L'empereur, en donnant à l'armée des soins aussi attentifs, ne négligeait cependant pas le peuple. Il rechercha par des actes nombreux les sympathies de la classe ouvrière. La politique de Rome contenait la multitude en lui donnant du pain et des spectacles; Napoléon III eut pour objet constant de lui procurer du travail, d'élever son salaire, d'accroître son bien-être et ses jouissances, d'endormir dans les douceurs d'une vie plus aisée l'esprit d'indiscipline et de révolte, déjà si fatal à plusieurs gouvernemens. Pour atteindre ce but, il donna un essor immense à tous les travaux publics et privés; une partie de la France fut démolie et reconstruite. La fièvre des boulevards, des squares, des places, se répandit de Paris dans les villes les plus obscures. On élargit les rues, on créa des promenades, on couvrit le sol de bâtimens. A côté de travaux utiles et féconds, on entreprit des œuvres stériles et coûteuses; mais le travail abonda, l'ouvrier fut payé plus cher, et, il faut le reconnaître, son existence devint plus facile.

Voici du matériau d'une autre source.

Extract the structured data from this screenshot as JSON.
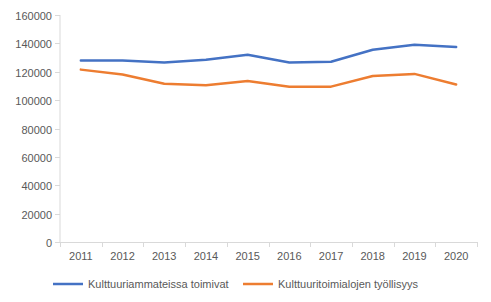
{
  "chart_data": {
    "type": "line",
    "categories": [
      "2011",
      "2012",
      "2013",
      "2014",
      "2015",
      "2016",
      "2017",
      "2018",
      "2019",
      "2020"
    ],
    "series": [
      {
        "name": "Kulttuuriammateissa toimivat",
        "color": "#4472c4",
        "values": [
          128000,
          128000,
          126500,
          128500,
          132000,
          126500,
          127000,
          135500,
          139000,
          137500
        ]
      },
      {
        "name": "Kulttuuritoimialojen työllisyys",
        "color": "#ed7d31",
        "values": [
          121500,
          118000,
          111500,
          110500,
          113500,
          109500,
          109500,
          117000,
          118500,
          111000
        ]
      }
    ],
    "ylim": [
      0,
      160000
    ],
    "yticks": [
      0,
      20000,
      40000,
      60000,
      80000,
      100000,
      120000,
      140000,
      160000
    ],
    "grid": false,
    "legend": "bottom"
  }
}
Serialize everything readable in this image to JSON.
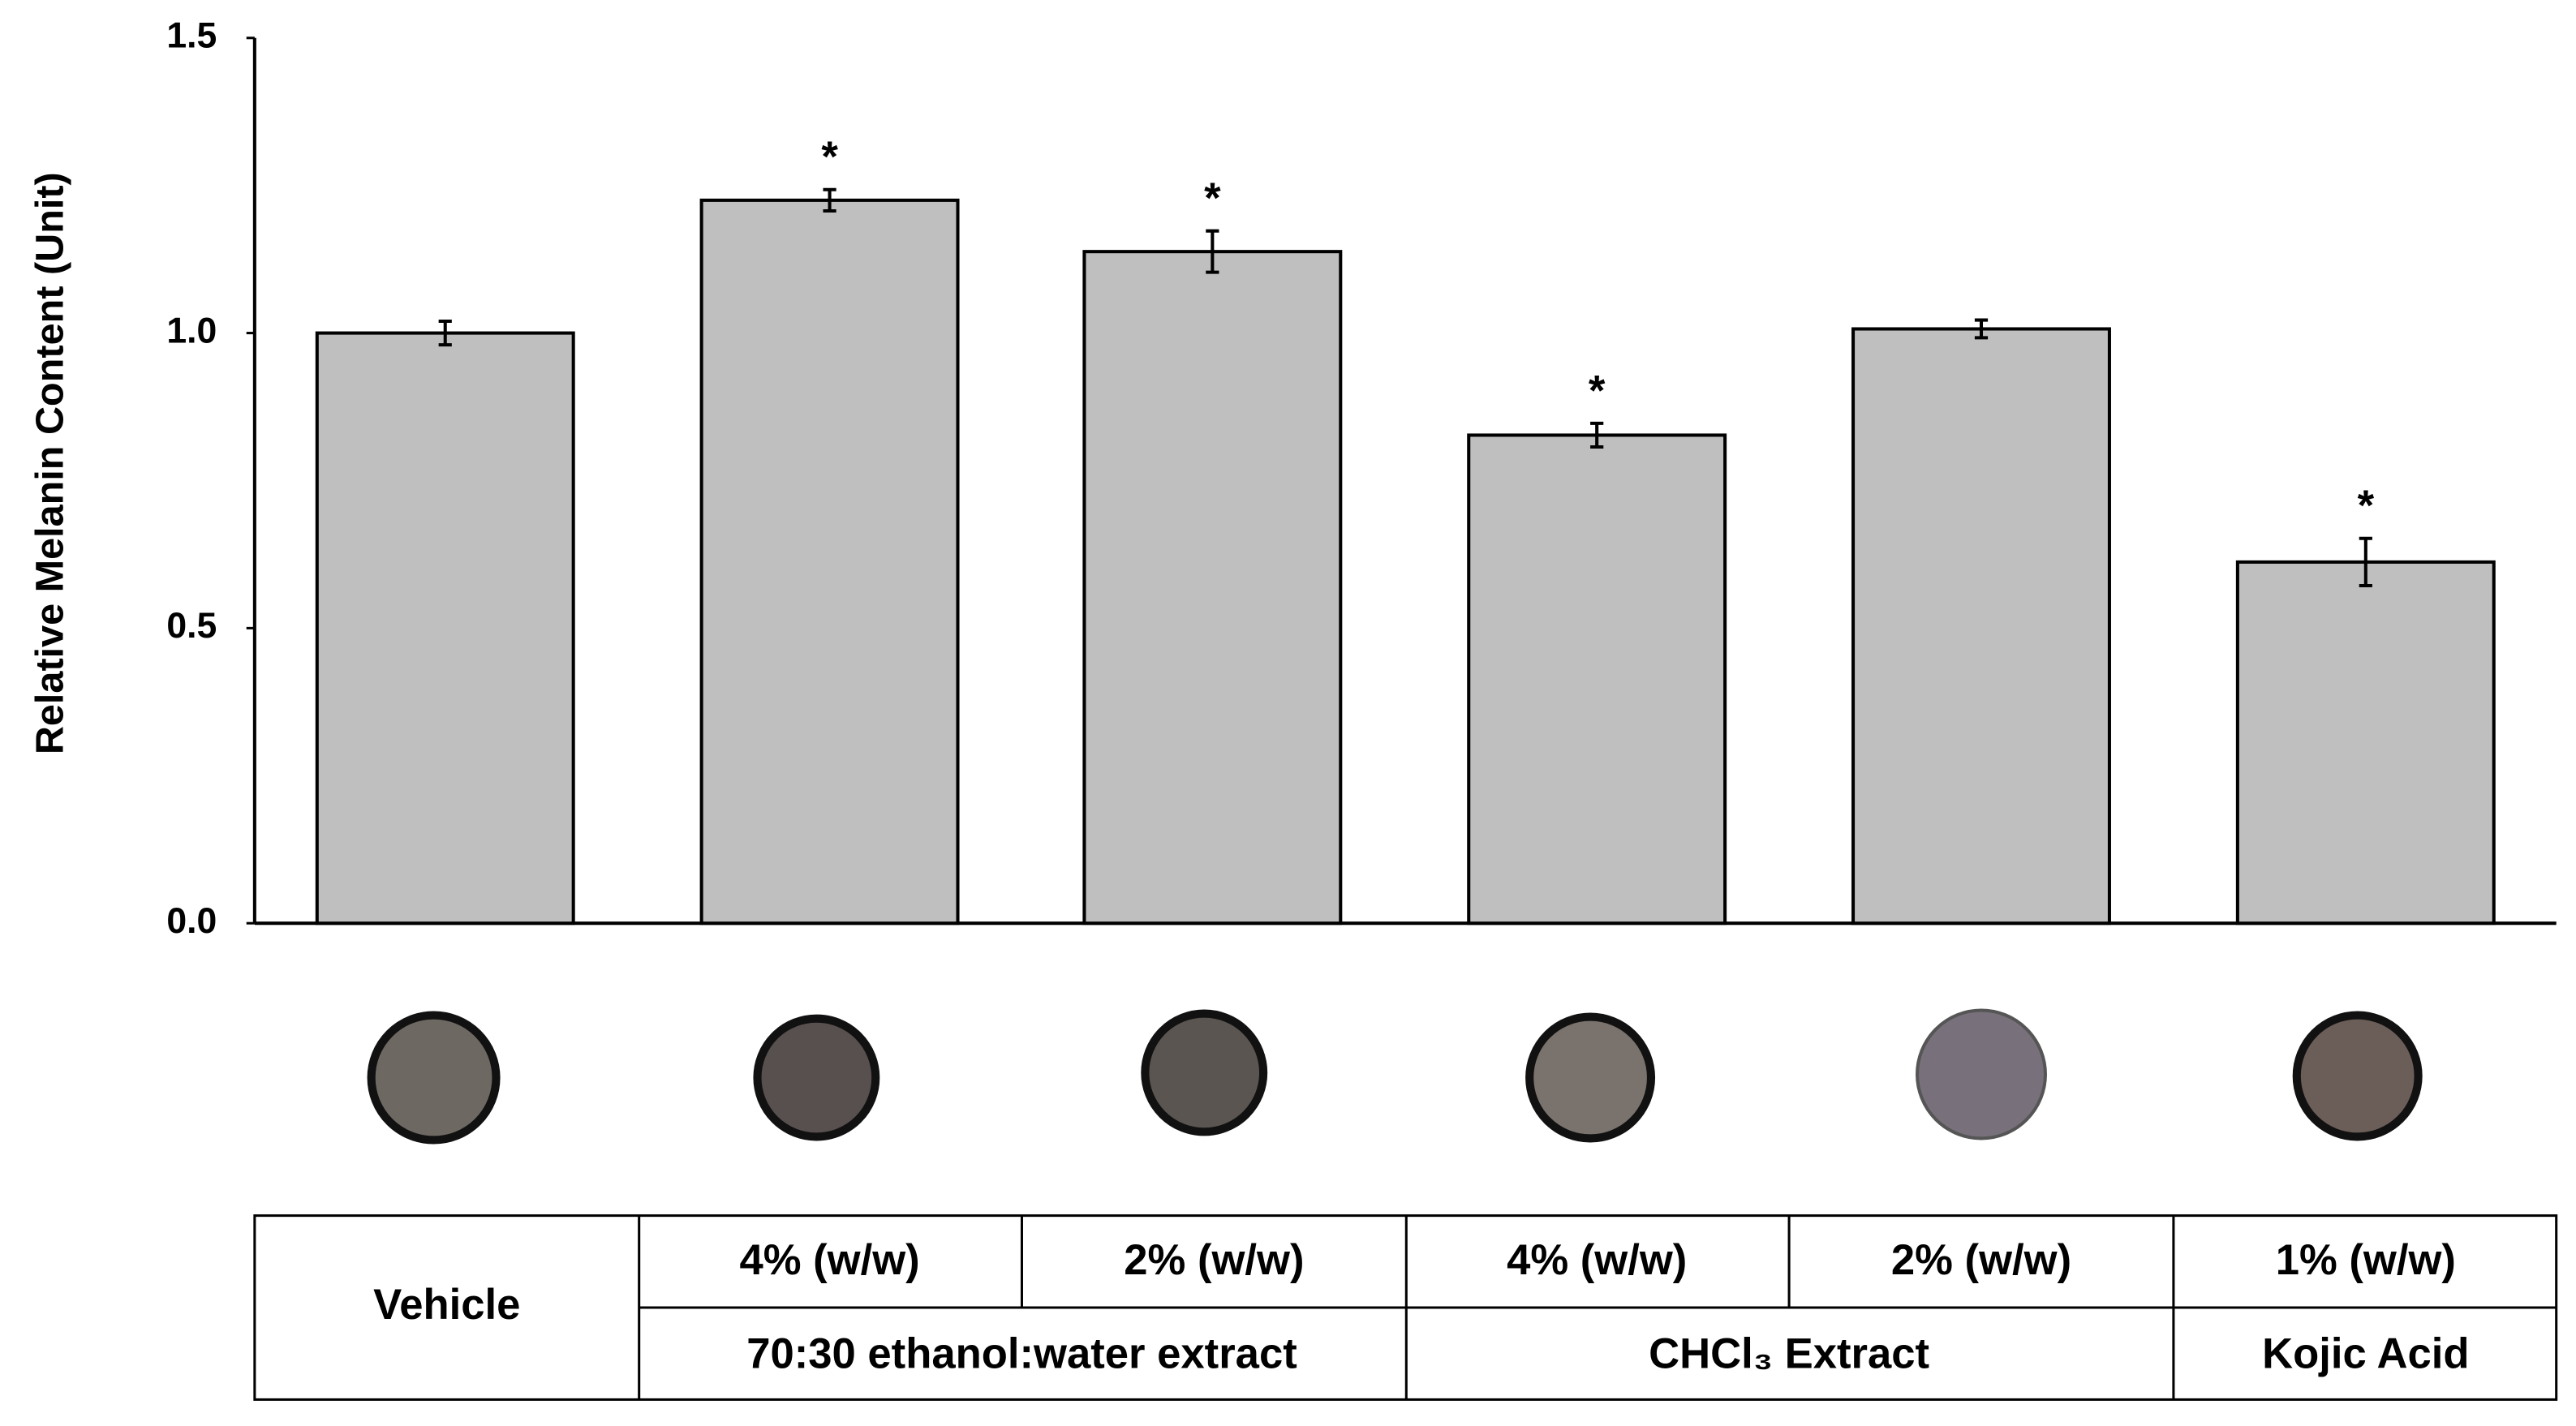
{
  "chart_data": {
    "type": "bar",
    "y_label": "Relative Melanin Content (Unit)",
    "categories": [
      "Vehicle",
      "4% (w/w)",
      "2% (w/w)",
      "4% (w/w)",
      "2% (w/w)",
      "1% (w/w)"
    ],
    "values": [
      1.0,
      1.225,
      1.138,
      0.827,
      1.007,
      0.612
    ],
    "errors": [
      0.02,
      0.018,
      0.035,
      0.02,
      0.015,
      0.04
    ],
    "significance": [
      null,
      "*",
      "*",
      "*",
      null,
      "*"
    ],
    "color": "#bfbfbf",
    "ylim": [
      0,
      1.5
    ],
    "yticks": [
      {
        "value": 0,
        "label": "0.0"
      },
      0.5,
      {
        "value": 1,
        "label": "1.0"
      },
      1.5
    ],
    "groups": [
      "70:30 ethanol:water extract",
      "CHCl₃ Extract",
      "Kojic Acid"
    ]
  }
}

La vie à bon marché était aussi un des rêves de l'empereur. Il n'eut pas le bonheur de le réaliser, car sous son règne la cherté devint plus grande, et le prix des loyers atteignit des hauteurs inconnues jusque-là. Il essaya néanmoins d'apporter une sorte de soulagement par l'application des théories économiques du libre échange. En supprimant les droits qui frappaient les produits des autres pays, en détruisant les prohibitions établies par le système de la protection, il espéra procurer à meilleur marché les matières et les denrées, en même temps qu'il favorisait l'extension des opérations commerciales et le perfectionnement de l'industrie. On sait comment aboutit cette réforme : très prônée par les uns, très attaquée par les autres, elle fit baisser le prix de quelques denrées, enrichit certaines industries, ruina les autres, et produisit dans le pays une quantité de bien et de mal dont il est encore difficile d'apprécier exactement la mesure. Le libre échange a peut-être le tort de toutes les formules absolues. Il n'a pas plus le privilége de convenir à toutes les industries que la saignée et l'eau chaude ne conviennent à tous les tempéramens. Les théories de la protection et du libre échange sont chacune de leur côté incomplètes et critiquables. La première ne songe qu'à l'intérêt du producteur, tandis que la seconde se préoccupe exclusivement du consommateur. La vérité ne serait-elle pas entre les deux ? ne consisterait-elle pas dans un égal mélange des principes des deux systèmes fait avec bon sens et appliqué en dehors de toute préoccupation d'école?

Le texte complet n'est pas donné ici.